Saturday, May 31, 2014

Sentences to Die For

This post has nothing to do with capital punishment (death sentences!) but with those gems of prose style that I collect and savor, often wishing I had written them.

I do so in part because reading good prose--the kind that is carefully, creatively constructed--is what keeps me fresh as a writer.

And I am a connoisseur of sentences because, again this summer, I will be teaching a writing workshop (at the Winter Park Public Library from June 26-July 31).  I want my students to see how many sentence patterns there are, many worthy of imitation, and what options they have as writers. Of course, I will stress the importance of one overriding fact: the key to good writing is wide, careful reading in which we pay attention to the style of sentences, whether the author is writing fiction or non-fiction.

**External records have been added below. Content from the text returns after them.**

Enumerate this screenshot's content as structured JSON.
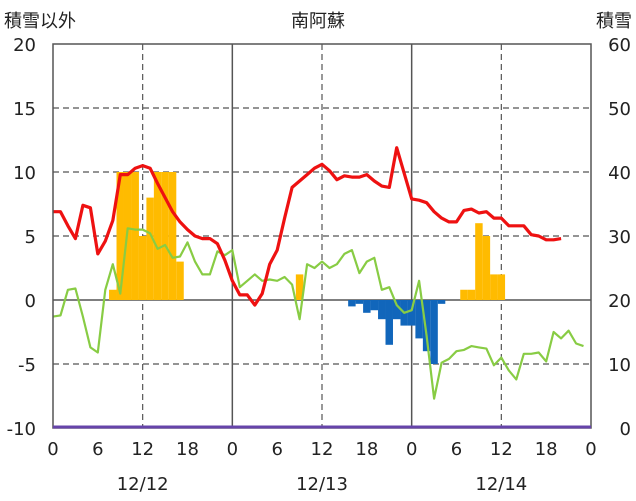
{
  "chart_data": {
    "type": "bar+line",
    "title": "南阿蘇",
    "left_axis_label": "積雪以外",
    "right_axis_label": "積雪",
    "y_left": {
      "min": -10,
      "max": 20,
      "ticks": [
        20,
        15,
        10,
        5,
        0,
        -5,
        -10
      ]
    },
    "y_right": {
      "min": 0,
      "max": 60,
      "ticks": [
        60,
        50,
        40,
        30,
        20,
        10,
        0
      ]
    },
    "x_hours": {
      "min": 0,
      "max": 72
    },
    "x_tick_labels": [
      "0",
      "6",
      "12",
      "18",
      "0",
      "6",
      "12",
      "18",
      "0",
      "6",
      "12",
      "18",
      "0"
    ],
    "x_tick_hours": [
      0,
      6,
      12,
      18,
      24,
      30,
      36,
      42,
      48,
      54,
      60,
      66,
      72
    ],
    "date_labels": [
      {
        "text": "12/12",
        "hour": 12
      },
      {
        "text": "12/13",
        "hour": 36
      },
      {
        "text": "12/14",
        "hour": 60
      }
    ],
    "grid": {
      "vertical_dashed_hours": [
        12,
        36,
        60
      ],
      "vertical_solid_hours": [
        24,
        48
      ],
      "horizontal_dashed": [
        15,
        10,
        5,
        -5
      ],
      "horizontal_solid": [
        0
      ]
    },
    "colors": {
      "temperature": "#ee1111",
      "secondary_line": "#88cc44",
      "precip_bars": "#ffbb00",
      "negative_bars": "#1166bb",
      "baseline": "#6644aa",
      "grid": "#555555"
    },
    "precip_bars": [
      {
        "hour": 8,
        "value": 0.8
      },
      {
        "hour": 9,
        "value": 10
      },
      {
        "hour": 10,
        "value": 10
      },
      {
        "hour": 11,
        "value": 10
      },
      {
        "hour": 12,
        "value": 5
      },
      {
        "hour": 13,
        "value": 8
      },
      {
        "hour": 14,
        "value": 10
      },
      {
        "hour": 15,
        "value": 10
      },
      {
        "hour": 16,
        "value": 10
      },
      {
        "hour": 17,
        "value": 3
      },
      {
        "hour": 33,
        "value": 2
      },
      {
        "hour": 55,
        "value": 0.8
      },
      {
        "hour": 56,
        "value": 0.8
      },
      {
        "hour": 57,
        "value": 6
      },
      {
        "hour": 58,
        "value": 5
      },
      {
        "hour": 59,
        "value": 2
      },
      {
        "hour": 60,
        "value": 2
      }
    ],
    "negative_bars": [
      {
        "hour": 40,
        "value": -0.5
      },
      {
        "hour": 41,
        "value": -0.3
      },
      {
        "hour": 42,
        "value": -1
      },
      {
        "hour": 43,
        "value": -0.8
      },
      {
        "hour": 44,
        "value": -1.5
      },
      {
        "hour": 45,
        "value": -3.5
      },
      {
        "hour": 46,
        "value": -1.5
      },
      {
        "hour": 47,
        "value": -2
      },
      {
        "hour": 48,
        "value": -2
      },
      {
        "hour": 49,
        "value": -3
      },
      {
        "hour": 50,
        "value": -4
      },
      {
        "hour": 51,
        "value": -5
      },
      {
        "hour": 52,
        "value": -0.3
      }
    ],
    "temperature": [
      [
        0,
        6.9
      ],
      [
        1,
        6.9
      ],
      [
        2,
        5.8
      ],
      [
        3,
        4.8
      ],
      [
        4,
        7.4
      ],
      [
        5,
        7.2
      ],
      [
        6,
        3.6
      ],
      [
        7,
        4.6
      ],
      [
        8,
        6.2
      ],
      [
        9,
        9.8
      ],
      [
        10,
        9.8
      ],
      [
        11,
        10.3
      ],
      [
        12,
        10.5
      ],
      [
        13,
        10.3
      ],
      [
        14,
        9.1
      ],
      [
        15,
        8
      ],
      [
        16,
        6.9
      ],
      [
        17,
        6.1
      ],
      [
        18,
        5.5
      ],
      [
        19,
        5
      ],
      [
        20,
        4.8
      ],
      [
        21,
        4.8
      ],
      [
        22,
        4.4
      ],
      [
        23,
        3.1
      ],
      [
        24,
        1.5
      ],
      [
        25,
        0.4
      ],
      [
        26,
        0.4
      ],
      [
        27,
        -0.4
      ],
      [
        28,
        0.5
      ],
      [
        29,
        2.8
      ],
      [
        30,
        3.9
      ],
      [
        31,
        6.4
      ],
      [
        32,
        8.8
      ],
      [
        33,
        9.3
      ],
      [
        34,
        9.8
      ],
      [
        35,
        10.3
      ],
      [
        36,
        10.6
      ],
      [
        37,
        10.1
      ],
      [
        38,
        9.4
      ],
      [
        39,
        9.7
      ],
      [
        40,
        9.6
      ],
      [
        41,
        9.6
      ],
      [
        42,
        9.8
      ],
      [
        43,
        9.3
      ],
      [
        44,
        8.9
      ],
      [
        45,
        8.8
      ],
      [
        46,
        11.9
      ],
      [
        47,
        9.9
      ],
      [
        48,
        7.9
      ],
      [
        49,
        7.8
      ],
      [
        50,
        7.6
      ],
      [
        51,
        6.9
      ],
      [
        52,
        6.4
      ],
      [
        53,
        6.1
      ],
      [
        54,
        6.1
      ],
      [
        55,
        7
      ],
      [
        56,
        7.1
      ],
      [
        57,
        6.8
      ],
      [
        58,
        6.9
      ],
      [
        59,
        6.4
      ],
      [
        60,
        6.4
      ],
      [
        61,
        5.8
      ],
      [
        62,
        5.8
      ],
      [
        63,
        5.8
      ],
      [
        64,
        5.1
      ],
      [
        65,
        5
      ],
      [
        66,
        4.7
      ],
      [
        67,
        4.7
      ],
      [
        68,
        4.8
      ]
    ],
    "secondary_line": [
      [
        0,
        -1.3
      ],
      [
        1,
        -1.2
      ],
      [
        2,
        0.8
      ],
      [
        3,
        0.9
      ],
      [
        4,
        -1.3
      ],
      [
        5,
        -3.7
      ],
      [
        6,
        -4.1
      ],
      [
        7,
        0.8
      ],
      [
        8,
        2.8
      ],
      [
        9,
        0.5
      ],
      [
        10,
        5.6
      ],
      [
        11,
        5.5
      ],
      [
        12,
        5.5
      ],
      [
        13,
        5.2
      ],
      [
        14,
        4
      ],
      [
        15,
        4.3
      ],
      [
        16,
        3.3
      ],
      [
        17,
        3.4
      ],
      [
        18,
        4.5
      ],
      [
        19,
        3
      ],
      [
        20,
        2
      ],
      [
        21,
        2
      ],
      [
        22,
        3.8
      ],
      [
        23,
        3.5
      ],
      [
        24,
        3.9
      ],
      [
        25,
        1
      ],
      [
        26,
        1.5
      ],
      [
        27,
        2
      ],
      [
        28,
        1.5
      ],
      [
        29,
        1.6
      ],
      [
        30,
        1.5
      ],
      [
        31,
        1.8
      ],
      [
        32,
        1.2
      ],
      [
        33,
        -1.5
      ],
      [
        34,
        2.8
      ],
      [
        35,
        2.5
      ],
      [
        36,
        3
      ],
      [
        37,
        2.5
      ],
      [
        38,
        2.8
      ],
      [
        39,
        3.6
      ],
      [
        40,
        3.9
      ],
      [
        41,
        2.1
      ],
      [
        42,
        3
      ],
      [
        43,
        3.3
      ],
      [
        44,
        0.8
      ],
      [
        45,
        1
      ],
      [
        46,
        -0.4
      ],
      [
        47,
        -1
      ],
      [
        48,
        -0.8
      ],
      [
        49,
        1.5
      ],
      [
        50,
        -2.8
      ],
      [
        51,
        -7.7
      ],
      [
        52,
        -4.9
      ],
      [
        53,
        -4.6
      ],
      [
        54,
        -4
      ],
      [
        55,
        -3.9
      ],
      [
        56,
        -3.6
      ],
      [
        57,
        -3.7
      ],
      [
        58,
        -3.8
      ],
      [
        59,
        -5.1
      ],
      [
        60,
        -4.5
      ],
      [
        61,
        -5.5
      ],
      [
        62,
        -6.2
      ],
      [
        63,
        -4.2
      ],
      [
        64,
        -4.2
      ],
      [
        65,
        -4.1
      ],
      [
        66,
        -4.8
      ],
      [
        67,
        -2.5
      ],
      [
        68,
        -3
      ],
      [
        69,
        -2.4
      ],
      [
        70,
        -3.4
      ],
      [
        71,
        -3.6
      ]
    ]
  }
}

A number of good writers have emphasized the sentence as the key area of writing (and revision), the unit to focus on. Kathryn Schulz in a recent web post singles out Geoff Dyer, an English writer, for his mastery of non-fiction sentences that catch her eye and ear. She finds that Dyer (author of The Color of Memory) reaches new heights in extending the possibilities of the individual sentence.

For example, on a saxophone solo by John Coltrane Dyer writes, "It's pretty and then dangerous as he reaches so high the sky blues into the darkness of space before reentering, everything burning up around him."

Like Coltrane's music, Dyer reaches, as he does with the daring use of "blues": it serves, as Schulz points out, as verb, noun and adjective at the same time, making it seem "like the solo is still rising and what's falling is the sky."

This is poetic prose, highly calculated to dazzle. And it can be found in many places.  I don't know if I would be able to tolerate too many sentences like the one by Dyer; but one is all I need.

I often find in the New Yorker examples of less fancy but clever sentences that exemplify the left-handed (or periodic) pattern that is worth emulating, in which the modifiers pile up ahead of the main clause, as in this opening sentence by Anthony Lane, reviewing a current movie:

"Wrinkled and crinkled, huge in Japan, heroically reluctant to give up, and forever touring the world on a mission to make us scream, Godzilla is the Mick Jagger of giant amphibians."

I love this sentence not just because of the witty Jagger-Godzilla analogy, which I would never have thought of, but because the main clause--about Godzilla-- comes as a delightful surprise after the calculated opening.  Lane has the ability to make reviewing a Hollywood film into something of a work of art--delightful to readers with no interest in such movies.

I will, no doubt, as the summer progresses, share more sentences and commentary about the importance of the well-crafted sentence as the essence of good writing.